Isabella was dreaming about Miles Coolidge. This is the entry in her diary:
Very weird. We were at a beach house, possibly New England? I was standing next to Miles on a curved staircase while Joe went swimming in a pool outside with about four Chinese businessmen, all of them wearing white-collared shirts. It was hot and everyone’s drunk. In full view of the other guests, Miles suddenly leans towards me and kisses me.
Then we walked up the stairs into a room where someone had laid out multi-coloured pills and lines of blue (?!) coke on a huge white sheet. There were lots of people in the room but Miles was kissing my neck and my back all the time. Either the shock of him doing this, the pleasure and surprise of what was happening, or the noise of Joe coming home woke me up.
Isabella was sitting up in bed when Joe walked into the room.
“You’re up,” he said.
“I’ve just had the weirdest dream.”
“What about?”
“Can’t remember.” It was easier to lie.
“You all right?”
“I’m fine.”
Joe picked up a bottle of mineral water from the floor and stumbled as he passed it to her.
“You’re pissed,” she said.
“Very.”
She looked at the clock. “Where have you been?”
“Miles. I’m finished with him. Last time we go out.”
“Did you have an argument?” Isabella stood up and padded past him into the bathroom. She was wearing a blue silk pyjama top and a pair of white cotton knickers. “You really stink, Joe.”
He checked this by inhaling a mouthful of stale tobacco from his shirt and jacket, taking both of them off so that he was standing bare-chested in the centre of the room. “Yeah. A fight. I lost my temper in a club.”
“Which club?” Isabella was sitting on the loo.
“In Wan Chai.”
She knew what that meant. “What kind of place?”
“The kind of place Miles likes. The kind where he can feel up girls from Ulan Bator.” It was a cheap shot. He had never before betrayed Miles’s confidence, but wanted Isabella to think better of him for not being part of his world. The tactic didn’t work.
“God,” he heard her say, running water at the basin. “He’s so lonely. He must be so unhappy if he’s doing stuff like that.”

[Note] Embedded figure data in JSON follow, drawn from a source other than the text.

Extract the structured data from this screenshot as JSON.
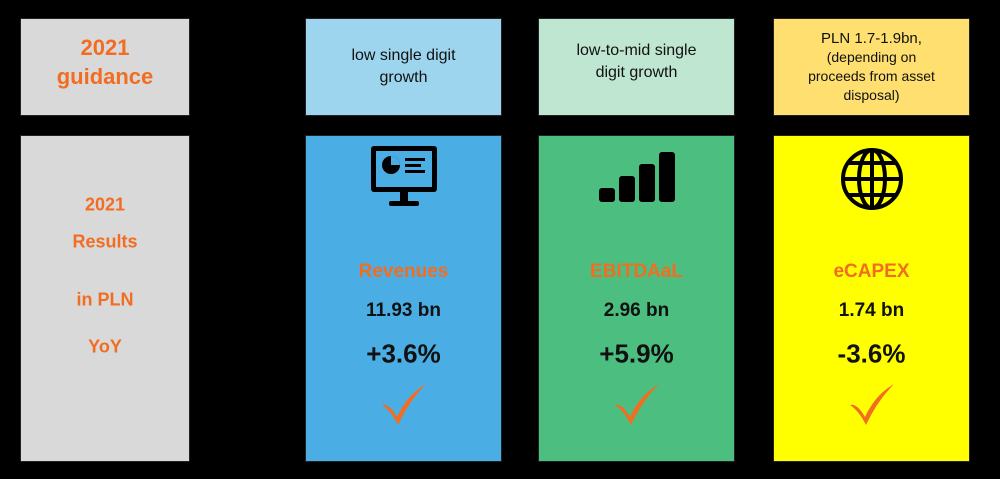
{
  "guidance_label": [
    "2021",
    "guidance"
  ],
  "results_label": [
    "2021",
    "Results",
    "in PLN",
    "YoY"
  ],
  "columns": [
    {
      "guidance": [
        "low single digit",
        "growth"
      ],
      "metric": "Revenues",
      "value": "11.93 bn",
      "change": "+3.6%"
    },
    {
      "guidance": [
        "low-to-mid single",
        "digit growth"
      ],
      "metric": "EBITDAaL",
      "value": "2.96 bn",
      "change": "+5.9%"
    },
    {
      "guidance": [
        "PLN 1.7-1.9bn,",
        "(depending on",
        "proceeds from asset",
        "disposal)"
      ],
      "metric": "eCAPEX",
      "value": "1.74 bn",
      "change": "-3.6%"
    }
  ]
}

The remark was like a prophetic indication of Isabella’s desire to change Miles, to save him from himself. Joe couldn’t think how to reply.
“What about you?” she asked.
“What about me?”
“Did you feel up any girls from Ulan Bator?”
“What?” She was drying her hands. The tone of the question had been mischievous rather than disapproving. “Of course not,” he said.
“Really?” Isabella came back into the room and saw that Joe was now standing in his boxer shorts, hanging his suit near the window. Her pyjamas were unbuttoned almost to the waist and she came up behind him, her hands touching his stomach. “Did you want to fuck one of the girls? Were you jealous of Miles? Is that why you had a fight?”
He turned and his eyes went to the dark brown freckles at the crown of her breasts. He kissed them, saying nothing, falling to his knees and pushing her onto the bed. The scent of Isabella’s skin was a paradise which he breathed and tasted, as if it would free him from all of the stress and the madness of Wang and Lenan and Miles. But in the half-light of their bedroom, as he moved inside her, Isabella suddenly became Kitty and Kitty became Isabella and Joe’s head swarmed with guilt. For the first time between them he lost all trace of her as they made love, and he could sense that she knew this. Adrift in the warmth of the woman he adored he went through the motions of a drunken, head-spinning fuck before collapsing in a funk of guilt and booze.
The diary entry continues:
It was as if he wasn’t with me. For the first time it felt ordinary and boring and I just wanted it over. Then I started thinking about what had happened with Miles. I started thinking about the dream.